— Ничего пока, ваше высокопревосходительство, — вытянулся возле адмиральской койки матрос. — Разбудить приказали, как рассветет…
— Ну да… Ладно… — Степан с трудом возвращался в реальный мир. — Распорядись насчет завтрака…
— Через три минуты будет, — откозырял вестовой и вылетел из спальни.
— Доброе утро, Эдуард Николаевич! — поприветствовал адмирал Щенсновича, поднявшись на мостик. — Вы вообще этой ночью спали?
— Здравия желаю вашему высокопревосходительству! Пару часов сна урвать удалось, но что поделаешь — ночи сейчас короткие.
— Что адмирал Молас?
— Пока не появлялся. Прикажете за ним послать?

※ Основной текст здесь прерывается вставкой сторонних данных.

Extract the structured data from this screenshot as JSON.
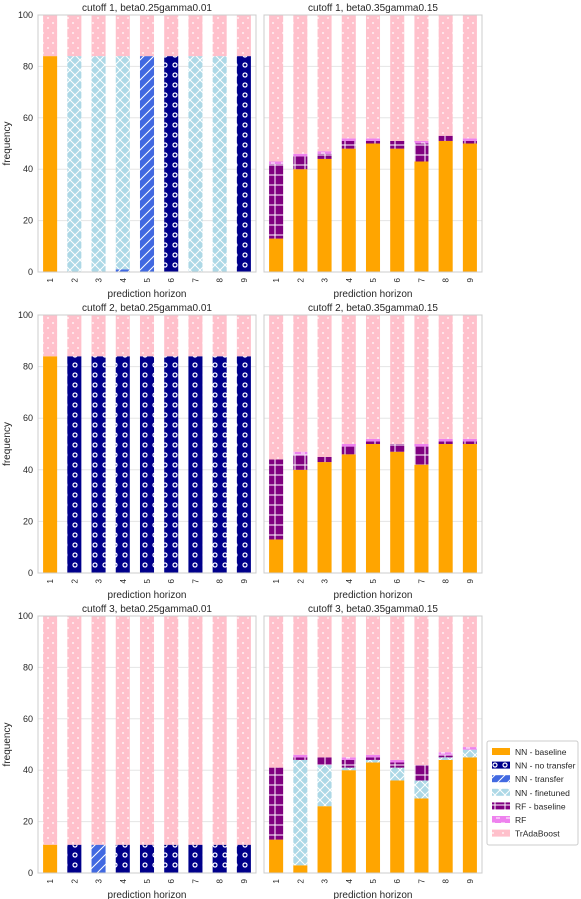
{
  "chart_data": {
    "type": "bar",
    "stacked": true,
    "categories": [
      "1",
      "2",
      "3",
      "4",
      "5",
      "6",
      "7",
      "8",
      "9"
    ],
    "xlabel": "prediction horizon",
    "ylabel": "frequency",
    "ylim": [
      0,
      100
    ],
    "yticks": [
      0,
      20,
      40,
      60,
      80,
      100
    ],
    "grid": true,
    "legend_position": "right",
    "legend": [
      {
        "key": "nn_baseline",
        "label": "NN - baseline",
        "color": "#ffa500",
        "pattern": "none"
      },
      {
        "key": "nn_no_transfer",
        "label": "NN - no transfer",
        "color": "#00008b",
        "pattern": "circles"
      },
      {
        "key": "nn_transfer",
        "label": "NN - transfer",
        "color": "#4169e1",
        "pattern": "diagonal"
      },
      {
        "key": "nn_finetuned",
        "label": "NN - finetuned",
        "color": "#add8e6",
        "pattern": "crosshatch"
      },
      {
        "key": "rf_baseline",
        "label": "RF - baseline",
        "color": "#800080",
        "pattern": "plus"
      },
      {
        "key": "rf",
        "label": "RF",
        "color": "#ee82ee",
        "pattern": "dashes"
      },
      {
        "key": "tradaboost",
        "label": "TrAdaBoost",
        "color": "#ffc0cb",
        "pattern": "dots"
      }
    ],
    "panels": [
      {
        "title": "cutoff 1, beta0.25gamma0.01",
        "series": {
          "nn_baseline": [
            84,
            0,
            0,
            0,
            0,
            0,
            0,
            0,
            0
          ],
          "nn_no_transfer": [
            0,
            0,
            0,
            0,
            0,
            84,
            0,
            0,
            84
          ],
          "nn_transfer": [
            0,
            0,
            0,
            1,
            84,
            0,
            0,
            0,
            0
          ],
          "nn_finetuned": [
            0,
            84,
            84,
            83,
            0,
            0,
            84,
            84,
            0
          ],
          "rf_baseline": [
            0,
            0,
            0,
            0,
            0,
            0,
            0,
            0,
            0
          ],
          "rf": [
            0,
            0,
            0,
            0,
            0,
            0,
            0,
            0,
            0
          ],
          "tradaboost": [
            16,
            16,
            16,
            16,
            16,
            16,
            16,
            16,
            16
          ]
        }
      },
      {
        "title": "cutoff 1, beta0.35gamma0.15",
        "series": {
          "nn_baseline": [
            13,
            40,
            44,
            48,
            50,
            48,
            43,
            51,
            50
          ],
          "nn_no_transfer": [
            0,
            0,
            0,
            0,
            0,
            0,
            0,
            0,
            0
          ],
          "nn_transfer": [
            0,
            0,
            0,
            0,
            0,
            0,
            0,
            0,
            0
          ],
          "nn_finetuned": [
            0,
            0,
            0,
            0,
            0,
            0,
            0,
            0,
            0
          ],
          "rf_baseline": [
            29,
            5,
            2,
            3,
            1,
            3,
            7,
            2,
            1
          ],
          "rf": [
            1,
            1,
            1,
            1,
            1,
            0,
            1,
            0,
            1
          ],
          "tradaboost": [
            57,
            54,
            53,
            48,
            48,
            49,
            49,
            47,
            48
          ]
        }
      },
      {
        "title": "cutoff 2, beta0.25gamma0.01",
        "series": {
          "nn_baseline": [
            84,
            0,
            0,
            0,
            0,
            0,
            0,
            0,
            0
          ],
          "nn_no_transfer": [
            0,
            84,
            84,
            84,
            84,
            84,
            84,
            84,
            84
          ],
          "nn_transfer": [
            0,
            0,
            0,
            0,
            0,
            0,
            0,
            0,
            0
          ],
          "nn_finetuned": [
            0,
            0,
            0,
            0,
            0,
            0,
            0,
            0,
            0
          ],
          "rf_baseline": [
            0,
            0,
            0,
            0,
            0,
            0,
            0,
            0,
            0
          ],
          "rf": [
            0,
            0,
            0,
            0,
            0,
            0,
            0,
            0,
            0
          ],
          "tradaboost": [
            16,
            16,
            16,
            16,
            16,
            16,
            16,
            16,
            16
          ]
        }
      },
      {
        "title": "cutoff 2, beta0.35gamma0.15",
        "series": {
          "nn_baseline": [
            13,
            40,
            43,
            46,
            50,
            47,
            42,
            50,
            50
          ],
          "nn_no_transfer": [
            0,
            0,
            0,
            0,
            0,
            0,
            0,
            0,
            0
          ],
          "nn_transfer": [
            0,
            0,
            0,
            0,
            0,
            0,
            0,
            0,
            0
          ],
          "nn_finetuned": [
            0,
            0,
            0,
            0,
            0,
            0,
            0,
            0,
            0
          ],
          "rf_baseline": [
            31,
            6,
            2,
            3,
            1,
            3,
            7,
            1,
            1
          ],
          "rf": [
            0,
            1,
            0,
            1,
            1,
            0,
            1,
            1,
            1
          ],
          "tradaboost": [
            56,
            53,
            55,
            50,
            48,
            50,
            50,
            48,
            48
          ]
        }
      },
      {
        "title": "cutoff 3, beta0.25gamma0.01",
        "series": {
          "nn_baseline": [
            11,
            0,
            0,
            0,
            0,
            0,
            0,
            0,
            0
          ],
          "nn_no_transfer": [
            0,
            11,
            0,
            11,
            11,
            11,
            11,
            11,
            11
          ],
          "nn_transfer": [
            0,
            0,
            11,
            0,
            0,
            0,
            0,
            0,
            0
          ],
          "nn_finetuned": [
            0,
            0,
            0,
            0,
            0,
            0,
            0,
            0,
            0
          ],
          "rf_baseline": [
            0,
            0,
            0,
            0,
            0,
            0,
            0,
            0,
            0
          ],
          "rf": [
            0,
            0,
            0,
            0,
            0,
            0,
            0,
            0,
            0
          ],
          "tradaboost": [
            89,
            89,
            89,
            89,
            89,
            89,
            89,
            89,
            89
          ]
        }
      },
      {
        "title": "cutoff 3, beta0.35gamma0.15",
        "series": {
          "nn_baseline": [
            13,
            3,
            26,
            40,
            43,
            36,
            29,
            44,
            45
          ],
          "nn_no_transfer": [
            0,
            0,
            0,
            0,
            0,
            0,
            0,
            0,
            0
          ],
          "nn_transfer": [
            0,
            0,
            0,
            0,
            0,
            0,
            0,
            0,
            0
          ],
          "nn_finetuned": [
            0,
            41,
            16,
            1,
            1,
            5,
            7,
            1,
            3
          ],
          "rf_baseline": [
            28,
            1,
            3,
            3,
            1,
            2,
            6,
            1,
            0
          ],
          "rf": [
            0,
            1,
            0,
            1,
            1,
            1,
            0,
            1,
            1
          ],
          "tradaboost": [
            59,
            54,
            55,
            55,
            54,
            56,
            58,
            53,
            51
          ]
        }
      }
    ]
  }
}
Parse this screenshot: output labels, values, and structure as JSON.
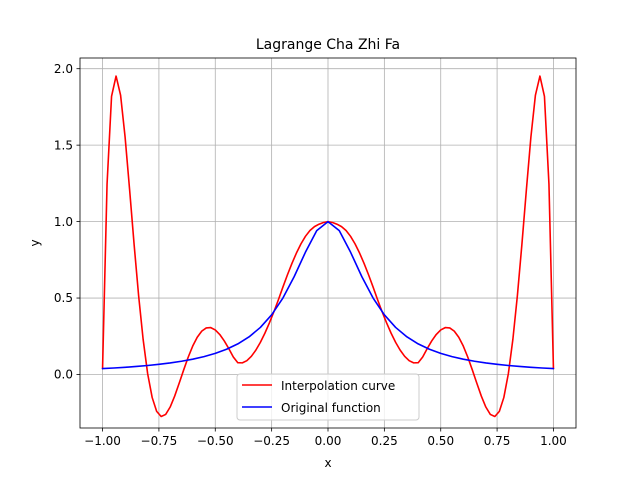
{
  "chart_data": {
    "type": "line",
    "title": "Lagrange Cha Zhi Fa",
    "xlabel": "x",
    "ylabel": "y",
    "xlim": [
      -1.1,
      1.1
    ],
    "ylim": [
      -0.35,
      2.07
    ],
    "x_ticks": [
      -1.0,
      -0.75,
      -0.5,
      -0.25,
      0.0,
      0.25,
      0.5,
      0.75,
      1.0
    ],
    "x_tick_labels": [
      "−1.00",
      "−0.75",
      "−0.50",
      "−0.25",
      "0.00",
      "0.25",
      "0.50",
      "0.75",
      "1.00"
    ],
    "y_ticks": [
      0.0,
      0.5,
      1.0,
      1.5,
      2.0
    ],
    "y_tick_labels": [
      "0.0",
      "0.5",
      "1.0",
      "1.5",
      "2.0"
    ],
    "grid": true,
    "legend_position": "lower-center",
    "series": [
      {
        "name": "Interpolation curve",
        "color": "#ff0000",
        "x": [
          -1.0,
          -0.98,
          -0.96,
          -0.94,
          -0.92,
          -0.9,
          -0.88,
          -0.86,
          -0.84,
          -0.82,
          -0.8,
          -0.78,
          -0.76,
          -0.74,
          -0.72,
          -0.7,
          -0.68,
          -0.66,
          -0.64,
          -0.62,
          -0.6,
          -0.58,
          -0.56,
          -0.54,
          -0.52,
          -0.5,
          -0.48,
          -0.46,
          -0.44,
          -0.42,
          -0.4,
          -0.38,
          -0.36,
          -0.34,
          -0.32,
          -0.3,
          -0.28,
          -0.26,
          -0.24,
          -0.22,
          -0.2,
          -0.18,
          -0.16,
          -0.14,
          -0.12,
          -0.1,
          -0.08,
          -0.06,
          -0.04,
          -0.02,
          0.0,
          0.02,
          0.04,
          0.06,
          0.08,
          0.1,
          0.12,
          0.14,
          0.16,
          0.18,
          0.2,
          0.22,
          0.24,
          0.26,
          0.28,
          0.3,
          0.32,
          0.34,
          0.36,
          0.38,
          0.4,
          0.42,
          0.44,
          0.46,
          0.48,
          0.5,
          0.52,
          0.54,
          0.56,
          0.58,
          0.6,
          0.62,
          0.64,
          0.66,
          0.68,
          0.7,
          0.72,
          0.74,
          0.76,
          0.78,
          0.8,
          0.82,
          0.84,
          0.86,
          0.88,
          0.9,
          0.92,
          0.94,
          0.96,
          0.98,
          1.0
        ],
        "y": [
          0.0385,
          1.2451,
          1.8197,
          1.9516,
          1.8271,
          1.5534,
          1.2093,
          0.8502,
          0.5153,
          0.2294,
          0.0059,
          -0.1501,
          -0.2411,
          -0.2746,
          -0.2612,
          -0.2128,
          -0.1411,
          -0.0568,
          0.0306,
          0.1136,
          0.1861,
          0.2436,
          0.2834,
          0.3043,
          0.3066,
          0.2915,
          0.2615,
          0.2196,
          0.1693,
          0.1143,
          0.0769,
          0.0759,
          0.0904,
          0.1188,
          0.1592,
          0.21,
          0.2697,
          0.3369,
          0.4103,
          0.4888,
          0.5718,
          0.6514,
          0.7263,
          0.7945,
          0.8542,
          0.9037,
          0.9416,
          0.9672,
          0.9829,
          0.9942,
          1.0,
          0.9942,
          0.9829,
          0.9672,
          0.9416,
          0.9037,
          0.8542,
          0.7945,
          0.7263,
          0.6514,
          0.5718,
          0.4888,
          0.4103,
          0.3369,
          0.2697,
          0.21,
          0.1592,
          0.1188,
          0.0904,
          0.0759,
          0.0769,
          0.1143,
          0.1693,
          0.2196,
          0.2615,
          0.2915,
          0.3066,
          0.3043,
          0.2834,
          0.2436,
          0.1861,
          0.1136,
          0.0306,
          -0.0568,
          -0.1411,
          -0.2128,
          -0.2612,
          -0.2746,
          -0.2411,
          -0.1501,
          0.0059,
          0.2294,
          0.5153,
          0.8502,
          1.2093,
          1.5534,
          1.8271,
          1.9516,
          1.8197,
          1.2451,
          0.0385
        ]
      },
      {
        "name": "Original function",
        "color": "#0000ff",
        "x": [
          -1.0,
          -0.95,
          -0.9,
          -0.85,
          -0.8,
          -0.75,
          -0.7,
          -0.65,
          -0.6,
          -0.55,
          -0.5,
          -0.45,
          -0.4,
          -0.35,
          -0.3,
          -0.25,
          -0.2,
          -0.15,
          -0.1,
          -0.05,
          0.0,
          0.05,
          0.1,
          0.15,
          0.2,
          0.25,
          0.3,
          0.35,
          0.4,
          0.45,
          0.5,
          0.55,
          0.6,
          0.65,
          0.7,
          0.75,
          0.8,
          0.85,
          0.9,
          0.95,
          1.0
        ],
        "y": [
          0.0385,
          0.0424,
          0.0471,
          0.0525,
          0.0588,
          0.0664,
          0.0755,
          0.0865,
          0.1,
          0.1168,
          0.1379,
          0.165,
          0.2,
          0.2462,
          0.3077,
          0.3902,
          0.5,
          0.64,
          0.8,
          0.9412,
          1.0,
          0.9412,
          0.8,
          0.64,
          0.5,
          0.3902,
          0.3077,
          0.2462,
          0.2,
          0.165,
          0.1379,
          0.1168,
          0.1,
          0.0865,
          0.0755,
          0.0664,
          0.0588,
          0.0525,
          0.0471,
          0.0424,
          0.0385
        ]
      }
    ]
  }
}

— Не стоит. Пусть отдохнет лишние полчаса. А вас я попрошу запросить эскадру по поводу повреждений, потерь на кораблях и остатках угля и снарядов.
— Уже сделано, ваше высокопревосходительство…
— Да оставьте вы, Эдуард Николаевич. Попрошу без чинов. Итак?
— Пожалуйста! — Щенснович протянул командующему несколько листов.
— Спасибо!
Так… Угля хватит всем. Ну или почти хватит. Потери убитыми-ранеными представимые — от десятка на «Цесаревиче» до семи десятков на «Ретвизане», «Победе» и «Петропавловске». Со снарядами тоже ожидаемо. Осталось приблизительно по двадцать процентов шестидюймовых и по десятку главного калибра на ствол. На «Цесаревиче» и того хуже — двенадцать в кормовой башне и шесть в баковой. Ну да — броненосец палил вчера практически без помех, странно, что вообще в погребах хоть что-то осталось…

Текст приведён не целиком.